Cool experiment taking place at Assignment Zero, in which professional journalists are teaming up with the “crowd” (aka everyone else) to report and write articles on popular topics. The founders call it an open-source approach to journalism. One of the assignments is “crowdsourced journalism” – a look at the trend on which Assignment Zero itself is based. From Executive Editor Jay Rosen:


The investigation takes place in the open, not behind newsroom walls. Participation is voluntary; contributors are welcomed from across the Web. The people getting, telling and vetting the story are a mix of professional journalists and members of the public — also known as citizen journalists. This is a model I describe as “pro-am.”

The “ams” are simply people getting together on their own time to contribute to a project in journalism that for their own reasons they support. The “pros” are journalists guiding and editing the story, setting standards, overseeing fact-checking, and publishing a final version.

In this project, we’re trying to crowdsource a single story, and debut a site that makes other such reports possible down the road. But we don’t know yet how well our site and our methods work. Our ideas are crude because they are untested. By participating, you can help us figure this puzzle out.

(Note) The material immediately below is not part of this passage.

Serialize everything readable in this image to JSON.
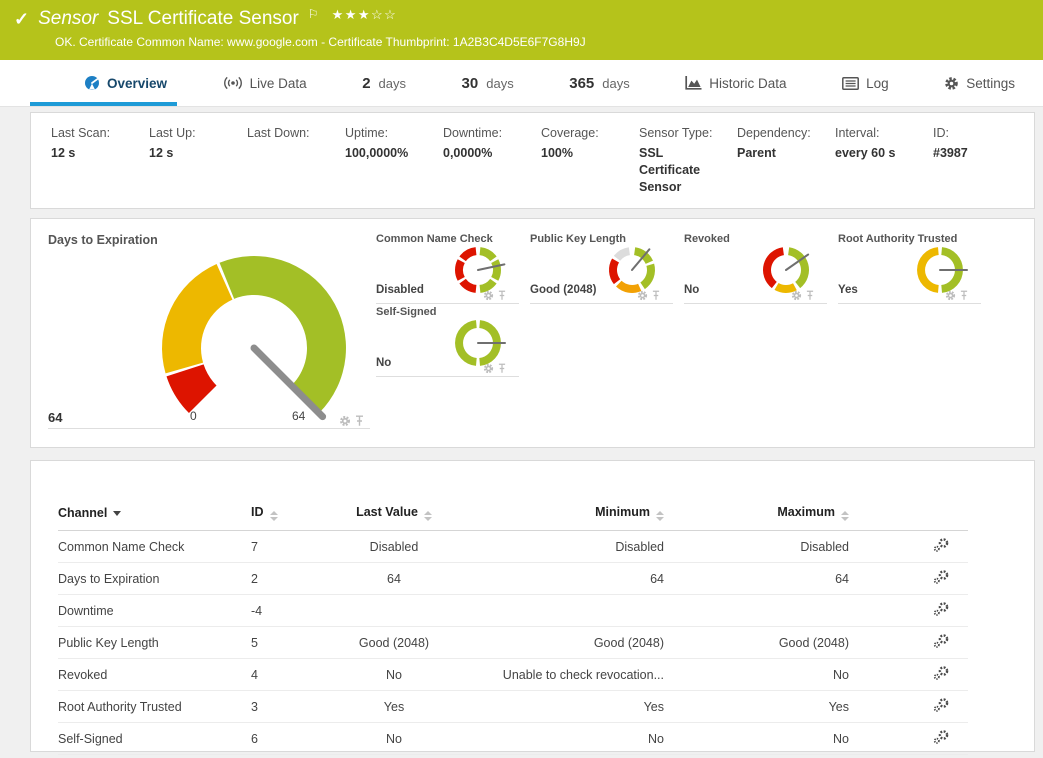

Seems like a worthy exploration of next-generation journalism. I think I’ll sign up.

No Love for These Links

PayPerPost, apparently eager to cement its status as the scourge of social media, has launched an affiliate program that will pay bloggers to write items that link back to PayPerPost blogs* blog posts via a “Review My Post” badge supplied by PayPerPost. The company has come under fire since launching its business to commercialize the blogosphere by pairing advertisers with bloggers willing to write about particular topics. (The bloggers get paid by the post – but only if the advertiser approves the content.) PayPerPost recently tightened its policy to require bloggers to disclose that they are being compensated for posts, but this new Review My Post program shows that they still don’t get it.

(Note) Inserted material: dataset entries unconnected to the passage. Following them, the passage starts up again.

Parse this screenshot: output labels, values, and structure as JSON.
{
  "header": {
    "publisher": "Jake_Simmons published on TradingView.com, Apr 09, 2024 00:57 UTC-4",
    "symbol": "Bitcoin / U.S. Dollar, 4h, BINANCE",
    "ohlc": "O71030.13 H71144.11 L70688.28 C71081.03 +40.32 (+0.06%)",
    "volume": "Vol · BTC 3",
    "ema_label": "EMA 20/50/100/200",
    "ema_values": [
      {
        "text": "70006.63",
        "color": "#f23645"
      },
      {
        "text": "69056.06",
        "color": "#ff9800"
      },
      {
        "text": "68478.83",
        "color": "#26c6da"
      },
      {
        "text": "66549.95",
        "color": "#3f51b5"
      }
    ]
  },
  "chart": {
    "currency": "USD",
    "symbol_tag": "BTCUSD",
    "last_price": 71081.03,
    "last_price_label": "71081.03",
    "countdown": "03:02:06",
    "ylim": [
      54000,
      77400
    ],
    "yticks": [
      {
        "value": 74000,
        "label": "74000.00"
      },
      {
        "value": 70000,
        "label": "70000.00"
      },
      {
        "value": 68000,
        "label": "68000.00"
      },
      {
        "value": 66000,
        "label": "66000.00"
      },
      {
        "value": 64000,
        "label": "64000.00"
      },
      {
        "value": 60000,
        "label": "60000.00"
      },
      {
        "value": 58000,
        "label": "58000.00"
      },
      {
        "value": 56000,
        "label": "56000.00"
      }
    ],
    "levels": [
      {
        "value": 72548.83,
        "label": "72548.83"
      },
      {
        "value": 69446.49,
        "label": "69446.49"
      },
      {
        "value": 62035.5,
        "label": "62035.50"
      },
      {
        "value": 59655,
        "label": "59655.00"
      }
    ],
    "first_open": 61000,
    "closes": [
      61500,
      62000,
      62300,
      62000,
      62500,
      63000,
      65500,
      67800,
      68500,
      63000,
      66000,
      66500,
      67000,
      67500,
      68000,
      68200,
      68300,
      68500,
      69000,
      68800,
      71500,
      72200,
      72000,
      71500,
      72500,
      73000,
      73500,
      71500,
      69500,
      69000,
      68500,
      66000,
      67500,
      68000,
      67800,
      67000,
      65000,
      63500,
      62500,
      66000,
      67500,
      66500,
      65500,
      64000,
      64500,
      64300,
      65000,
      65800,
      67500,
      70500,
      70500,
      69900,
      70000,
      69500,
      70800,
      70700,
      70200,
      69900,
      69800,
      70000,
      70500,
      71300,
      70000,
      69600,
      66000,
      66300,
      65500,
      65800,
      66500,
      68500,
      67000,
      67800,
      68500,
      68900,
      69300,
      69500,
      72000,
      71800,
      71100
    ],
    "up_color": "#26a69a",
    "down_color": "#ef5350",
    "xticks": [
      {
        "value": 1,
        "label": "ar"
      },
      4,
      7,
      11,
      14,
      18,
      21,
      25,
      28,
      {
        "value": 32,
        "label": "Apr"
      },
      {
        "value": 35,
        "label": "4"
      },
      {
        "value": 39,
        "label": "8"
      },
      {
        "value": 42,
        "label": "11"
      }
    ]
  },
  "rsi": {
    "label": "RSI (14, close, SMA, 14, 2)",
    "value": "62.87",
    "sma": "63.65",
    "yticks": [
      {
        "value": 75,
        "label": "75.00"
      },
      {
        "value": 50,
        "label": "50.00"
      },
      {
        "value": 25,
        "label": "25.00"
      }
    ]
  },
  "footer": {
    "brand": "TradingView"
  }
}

Aside from the obvious ethical issues around being paid to link to someone else’s blog, the progam also raises the prospect of marketers gaming the search engines by paying to drive high volumes of links to their sites. With this new affiliate program, PayPerPost has taken another big steaming dump in the middle of the blogosphere. Theirs is the wrong model for social media – let’s hope they (and their clients) figure that out soon.

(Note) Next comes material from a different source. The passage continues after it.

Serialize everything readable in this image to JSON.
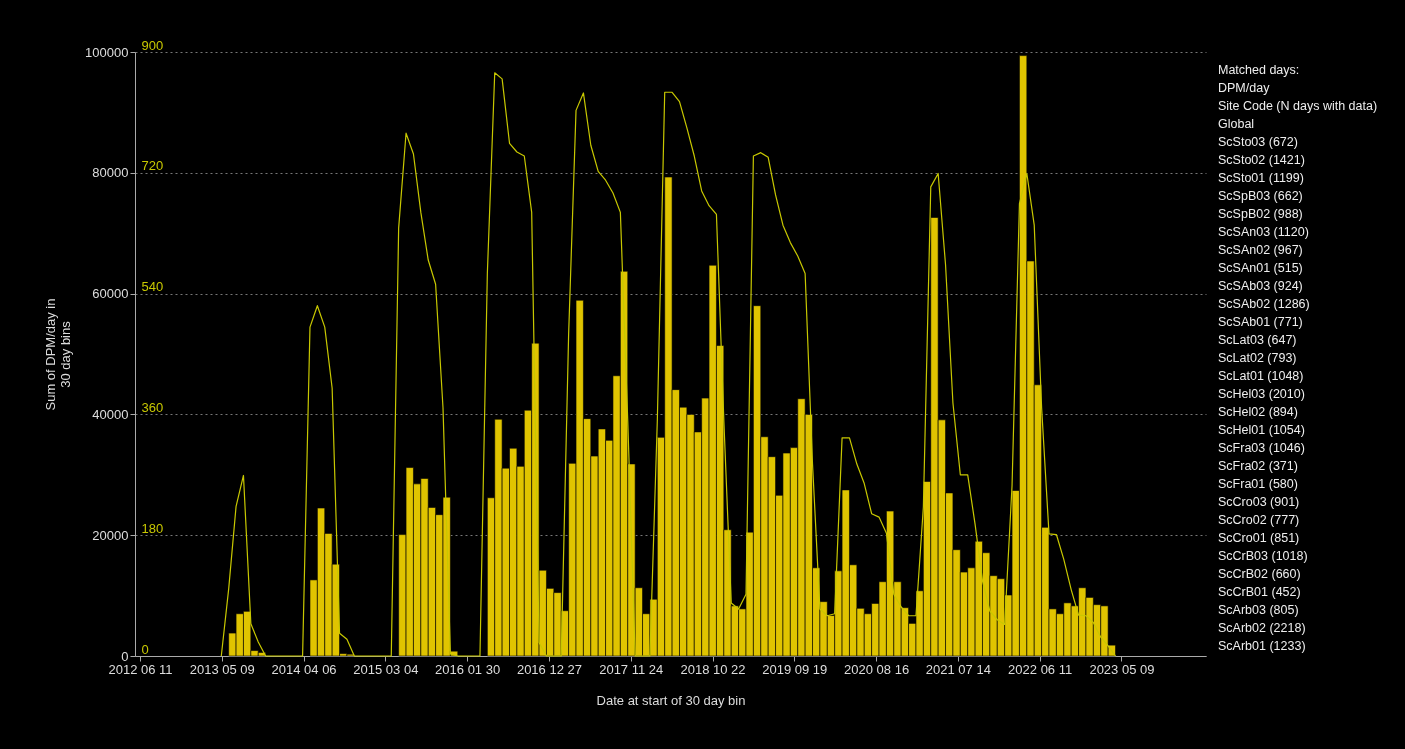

For further reading, Jeff Jarvis has a great post about his exchange with PayPerPost CEO Ted Murphy at a conference last month, including his discovery of the Web-based reality show (ack!) that PayPerPost is making about itself.

‘How Do You Censor Content?’

Yesterday, I moderated a webcast on social media. The presentation was given by executives from Akamai and VideoEgg, who discussed the opportunities (brand affinity, ad revenue, more traffic) and the business and technical challenges (editorial control, site scalability and performance, monetization) for media companies and marketers looking to open up their brands to user-generated content and community.

We had a large audience turnout, but clearly not everyone has embraced the democratized nature of social media and consumer-generated content. Among the questions submitted by listeners was this one: “How do you censor content?” There were others that similarly touched on screening user contributions for offensive or illegal content, but this question, posed by someone affiliated with one of the Big Three automakers, stood out for its bluntness. And for its insight into what some folks really think about losing control of their brands.